The scheme has proved to be a major boost in the Indian rural population's income

To augment wage employment opportunities by employing demand and by specific guaranteed wage employment every year to households whose adult members volunteer to do unskilled manual work to thereby extend a security net to the people and simultaneously create durable assets to alleviate some aspects of poverty and address the issue of development in the rural areas.
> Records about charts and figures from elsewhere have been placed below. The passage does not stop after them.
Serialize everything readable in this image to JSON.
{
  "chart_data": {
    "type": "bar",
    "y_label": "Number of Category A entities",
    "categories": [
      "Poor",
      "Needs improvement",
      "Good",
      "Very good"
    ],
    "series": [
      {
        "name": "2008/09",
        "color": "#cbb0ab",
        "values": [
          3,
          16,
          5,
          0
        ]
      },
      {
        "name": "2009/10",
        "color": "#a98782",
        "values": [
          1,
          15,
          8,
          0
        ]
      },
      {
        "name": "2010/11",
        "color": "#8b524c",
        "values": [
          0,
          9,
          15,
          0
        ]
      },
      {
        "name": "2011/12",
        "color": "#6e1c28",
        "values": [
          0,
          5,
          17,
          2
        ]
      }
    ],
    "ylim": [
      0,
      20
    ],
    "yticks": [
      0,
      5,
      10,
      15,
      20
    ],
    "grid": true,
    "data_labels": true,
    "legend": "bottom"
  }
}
The Ministry of Rural Development (MRD) is the nodal Ministry for the implementation of NREGA. It is responsible for ensuring timely and adequate resource support to the States and the Central Council. It has to undertake a regular review, monitoring, and evaluation of processes and outcomes. It is responsible for maintaining and operating the MIS to capture and track data on critical aspects of implementation and assess the utilization of resources through a set of performance indicators. MRD will support innovations that help in improving processes towards the achievement of the objectives of the Act. It will support the use of Information Technology (IT) to increase the efficiency and transparency of the processes as well as improve the interface with the public. It will also ensure that the implementation of NREGA at all levels is sought to be made transparent and accountable to the public. Now 100 to 150 days of work for all is provided. 

The integrated child development program is also one of the poverty alleviation programs.